Dr. Richard Foster, LICDC-CS

Medically reviewed by

Dr. Richard Foster, LICDC-CS

March 13, 2019

Alcohol poisoning is a severe form of overdose that often accompanies binge-drinking. When this occurs, the alcohol reaches toxic levels within your bloodstream and can impair brain functions and critical life-support systems. As these systems struggle, your heart, temperature, and respiratory rates drop. Severe cases can lead to coma and even death.

Alcohol can be dangerous. Despite this, most of us probably don’t associate a mug of beer or glass of wine with imminent danger. Even with the cultural acceptance and prevalence of alcohol use, drinking is far from harmless. In addition to the health risks also poses alcohol can also impact other areas of your life such as your social life, family relationships, trouble with law, engaging in risky behavior, and put you at a higher risk of sexual assault.  If you plan on drinking in the future or spending time with people who are, this information is very important and could even save a life.

What Is Alcohol?

Alcohol is a drug, and like other drugs, it changes the way your emotional, mental, and physical states function. While some of these changes are pleasurable and even desired, others can become dangerous and life-threatening. Alcohol is the most heavily used addictive drug within our nation. For many people, alcohol can be safe when used responsibly and in moderation. It’s when this drug is misused that it can become extremely dangerous.

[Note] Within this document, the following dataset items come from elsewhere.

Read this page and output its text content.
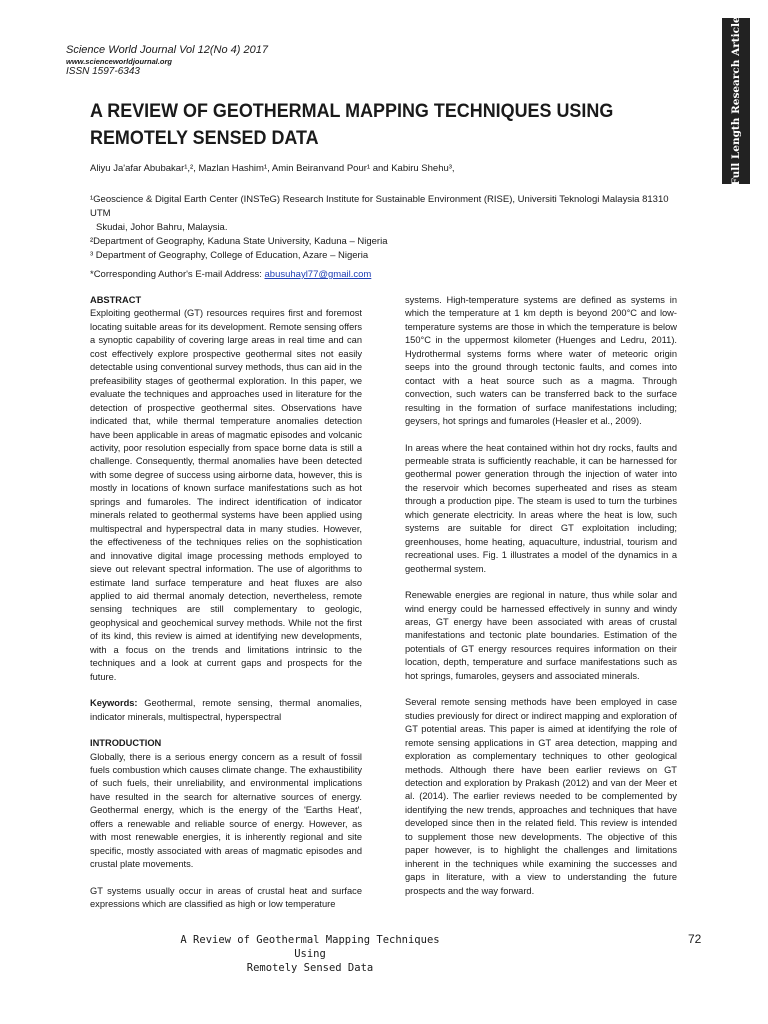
Science World Journal Vol 12(No 4) 2017
www.scienceworldjournal.org
ISSN 1597-6343	Full Length Research Article
A REVIEW OF GEOTHERMAL MAPPING TECHNIQUES USING REMOTELY SENSED DATA
Aliyu Ja'afar Abubakar¹,², Mazlan Hashim¹, Amin Beiranvand Pour¹ and Kabiru Shehu³,
¹Geoscience & Digital Earth Center (INSTeG) Research Institute for Sustainable Environment (RISE), Universiti Teknologi Malaysia 81310 UTM
Skudai, Johor Bahru, Malaysia.
²Department of Geography, Kaduna State University, Kaduna – Nigeria
³ Department of Geography, College of Education, Azare – Nigeria
*Corresponding Author's E-mail Address: abusuhayl77@gmail.com

ABSTRACT
Exploiting geothermal (GT) resources requires first and foremost locating suitable areas for its development. Remote sensing offers a synoptic capability of covering large areas in real time and can cost effectively explore prospective geothermal sites not easily detectable using conventional survey methods, thus can aid in the prefeasibility stages of geothermal exploration. In this paper, we evaluate the techniques and approaches used in literature for the detection of prospective geothermal sites. Observations have indicated that, while thermal temperature anomalies detection have been applicable in areas of magmatic episodes and volcanic activity, poor resolution especially from space borne data is still a challenge. Consequently, thermal anomalies have been detected with some degree of success using airborne data, however, this is mostly in locations of known surface manifestations such as hot springs and fumaroles. The indirect identification of indicator minerals related to geothermal systems have been applied using multispectral and hyperspectral data in many studies. However, the effectiveness of the techniques relies on the sophistication and innovative digital image processing methods employed to sieve out relevant spectral information. The use of algorithms to estimate land surface temperature and heat fluxes are also applied to aid thermal anomaly detection, nevertheless, remote sensing techniques are still complementary to geologic, geophysical and geochemical survey methods. While not the first of its kind, this review is aimed at identifying new developments, with a focus on the trends and limitations intrinsic to the techniques and a look at current gaps and prospects for the future.

Keywords: Geothermal, remote sensing, thermal anomalies, indicator minerals, multispectral, hyperspectral

INTRODUCTION
Globally, there is a serious energy concern as a result of fossil fuels combustion which causes climate change. The exhaustibility of such fuels, their unreliability, and environmental implications have resulted in the search for alternative sources of energy. Geothermal energy, which is the energy of the 'Earths Heat', offers a renewable and reliable source of energy. However, as with most renewable energies, it is inherently regional and site specific, mostly associated with areas of magmatic episodes and crustal plate movements.

GT systems usually occur in areas of crustal heat and surface expressions which are classified as high or low temperature

systems. High-temperature systems are defined as systems in which the temperature at 1 km depth is beyond 200°C and low-temperature systems are those in which the temperature is below 150°C in the uppermost kilometer (Huenges and Ledru, 2011). Hydrothermal systems forms where water of meteoric origin seeps into the ground through tectonic faults, and comes into contact with a heat source such as a magma. Through convection, such waters can be transferred back to the surface resulting in the formation of surface manifestations including; geysers, hot springs and fumaroles (Heasler et al., 2009).

In areas where the heat contained within hot dry rocks, faults and permeable strata is sufficiently reachable, it can be harnessed for geothermal power generation through the injection of water into the reservoir which becomes superheated and rises as steam through a production pipe. The steam is used to turn the turbines which generate electricity. In areas where the heat is low, such systems are suitable for direct GT exploitation including; greenhouses, home heating, aquaculture, industrial, tourism and recreational uses. Fig. 1 illustrates a model of the dynamics in a geothermal system.

Renewable energies are regional in nature, thus while solar and wind energy could be harnessed effectively in sunny and windy areas, GT energy have been associated with areas of crustal manifestations and tectonic plate boundaries. Estimation of the potentials of GT energy resources requires information on their location, depth, temperature and surface manifestations such as hot springs, fumaroles, geysers and associated minerals.

Several remote sensing methods have been employed in case studies previously for direct or indirect mapping and exploration of GT potential areas. This paper is aimed at identifying the role of remote sensing applications in GT area detection, mapping and exploration as complementary techniques to other geological methods. Although there have been earlier reviews on GT detection and exploration by Prakash (2012) and van der Meer et al. (2014). The earlier reviews needed to be complemented by identifying the new trends, approaches and techniques that have developed since then in the related field. This review is intended to supplement those new developments. The objective of this paper however, is to highlight the challenges and limitations inherent in the techniques while examining the successes and gaps in literature, with a view to understanding the future prospects and the way forward.

A Review of Geothermal Mapping Techniques Using
Remotely Sensed Data
72
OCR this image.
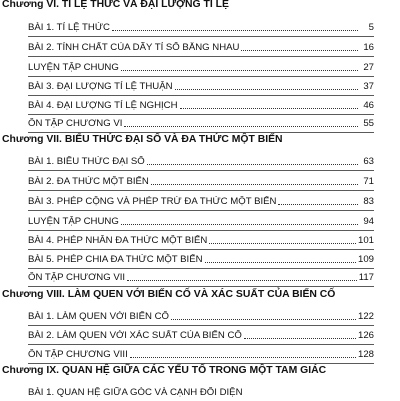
Chương VI. TỈ LỆ THỨC VÀ ĐẠI LƯỢNG TỈ LỆ
BÀI 1. TỈ LỆ THỨC	5
BÀI 2. TÍNH CHẤT CỦA DÃY TỈ SỐ BẰNG NHAU	16
LUYỆN TẬP CHUNG	27
BÀI 3. ĐẠI LƯỢNG TỈ LỆ THUẬN	37
BÀI 4. ĐẠI LƯỢNG TỈ LỆ NGHỊCH	46
ÔN TẬP CHƯƠNG VI	55
Chương VII. BIỂU THỨC ĐẠI SỐ VÀ ĐA THỨC MỘT BIẾN
BÀI 1. BIỂU THỨC ĐẠI SỐ	63
BÀI 2. ĐA THỨC MỘT BIẾN	71
BÀI 3. PHÉP CỘNG VÀ PHÉP TRỪ ĐA THỨC MỘT BIẾN	83
LUYỆN TẬP CHUNG	94
BÀI 4. PHÉP NHÂN ĐA THỨC MỘT BIẾN	101
BÀI 5. PHÉP CHIA ĐA THỨC MỘT BIẾN	109
ÔN TẬP CHƯƠNG VII	117
Chương VIII. LÀM QUEN VỚI BIẾN CỐ VÀ XÁC SUẤT CỦA BIẾN CỐ
BÀI 1. LÀM QUEN VỚI BIẾN CỐ	122
BÀI 2. LÀM QUEN VỚI XÁC SUẤT CỦA BIẾN CỐ	126
ÔN TẬP CHƯƠNG VIII	128
Chương IX. QUAN HỆ GIỮA CÁC YẾU TỐ TRONG MỘT TAM GIÁC
BÀI 1. QUAN HỆ GIỮA GÓC VÀ CẠNH ĐỐI DIỆN
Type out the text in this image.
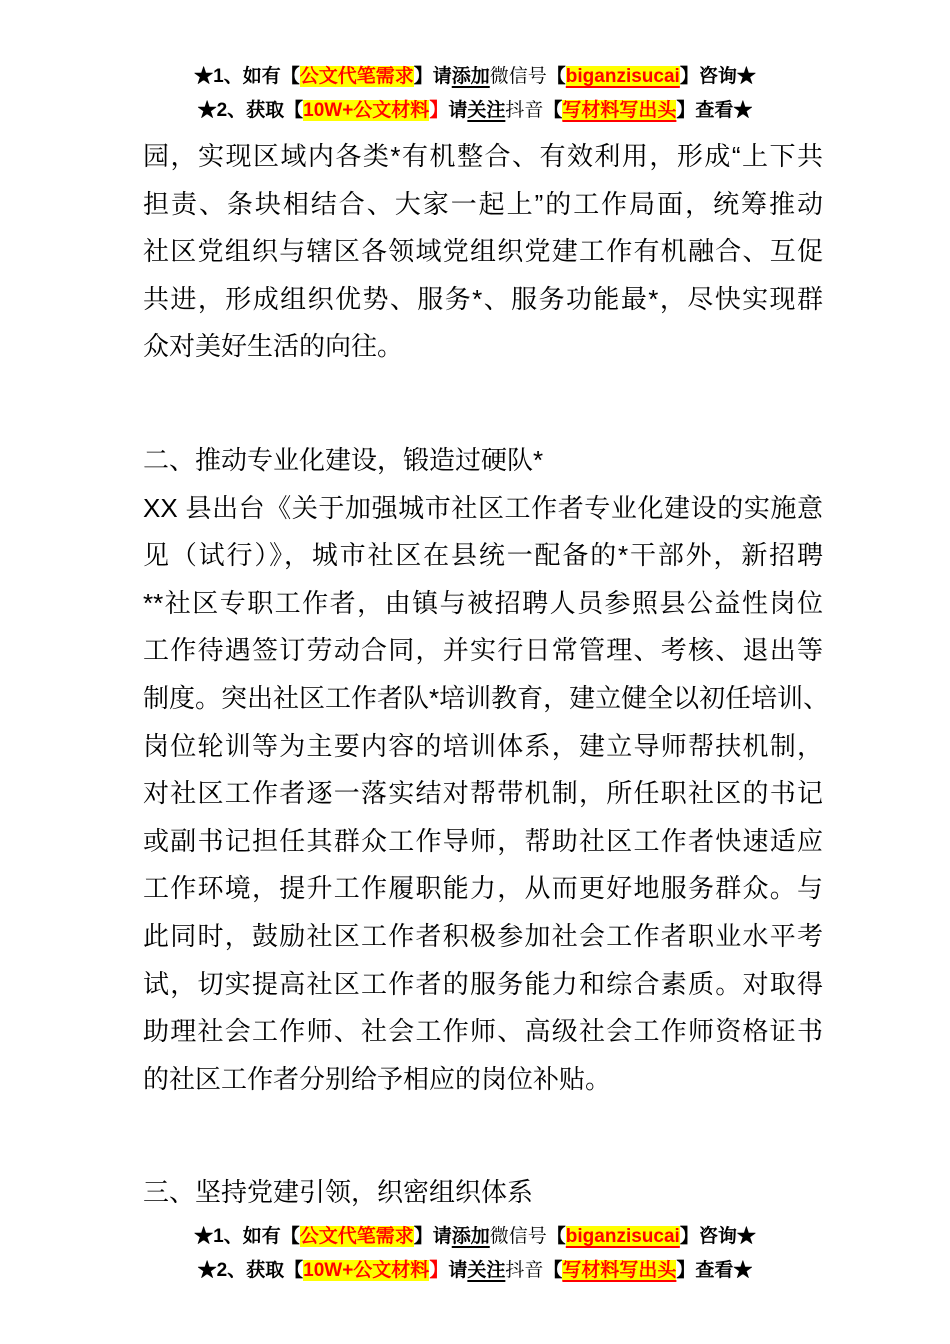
★1、如有【公文代笔需求】请添加微信号【biganzisucai】咨询★
★2、获取【10W+公文材料】请关注抖音【写材料写出头】查看★
园，实现区域内各类*有机整合、有效利用，形成“上下共
担责、条块相结合、大家一起上”的工作局面，统筹推动
社区党组织与辖区各领域党组织党建工作有机融合、互促
共进，形成组织优势、服务*、服务功能最*，尽快实现群
众对美好生活的向往。
二、推动专业化建设，锻造过硬队*
XX 县出台《关于加强城市社区工作者专业化建设的实施意
见（试行）》，城市社区在县统一配备的*干部外，新招聘
**社区专职工作者，由镇与被招聘人员参照县公益性岗位
工作待遇签订劳动合同，并实行日常管理、考核、退出等
制度。突出社区工作者队*培训教育，建立健全以初任培训、
岗位轮训等为主要内容的培训体系，建立导师帮扶机制，
对社区工作者逐一落实结对帮带机制，所任职社区的书记
或副书记担任其群众工作导师，帮助社区工作者快速适应
工作环境，提升工作履职能力，从而更好地服务群众。与
此同时，鼓励社区工作者积极参加社会工作者职业水平考
试，切实提高社区工作者的服务能力和综合素质。对取得
助理社会工作师、社会工作师、高级社会工作师资格证书
的社区工作者分别给予相应的岗位补贴。
三、坚持党建引领，织密组织体系
★1、如有【公文代笔需求】请添加微信号【biganzisucai】咨询★
★2、获取【10W+公文材料】请关注抖音【写材料写出头】查看★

When you consume alcohol, your body goes to work detoxifying right away. The moment the alcohol hits your stomach, it and your small intestine begin to transfer it into your bloodstream. From here, the liver begins to metabolize it. This organ can only process a certain amount within a given time. If consumption exceeds this, the remaining alcohol will continue to circulate throughout your body.

The feel-good effects most people seek from alcohol result from the way it influences your brain. Alcohol is a depressant. This means that it impedes the functioning of your central nervous system (CNS). Your CNS rallies crucial life-support functions within your body and brain, including those responsible for your breathing, heart, blood pressure, and temperature rates. If too much alcohol floods your system, these critical processes become compromised. Alcohol abuse creates a range of adverse health effects, including alcohol poisoning which can be deadly.

What Causes Alcohol Poisoning?

Alcohol, like any toxin, must be eliminated from your body. As we’ve noted, when consumed in moderate amounts your body is able to process it effectively. If, however, you choose to consume more than your body can realistically handle, the alcohol’s toxins accumulate. This occurs when you drink excessive amounts of alcohol within a short period of time. Binge drinking often leads to this. Not every binge drinking episode results in alcohol poisoning, however, these drinking patterns do increase the risk.

The basic signs of intoxication (slurred speech, stumbling, lack of coordination) signal that a person is at risk. When these occur, it’s a clear sign that a person is already beginning to overdose. They should cease drinking immediately.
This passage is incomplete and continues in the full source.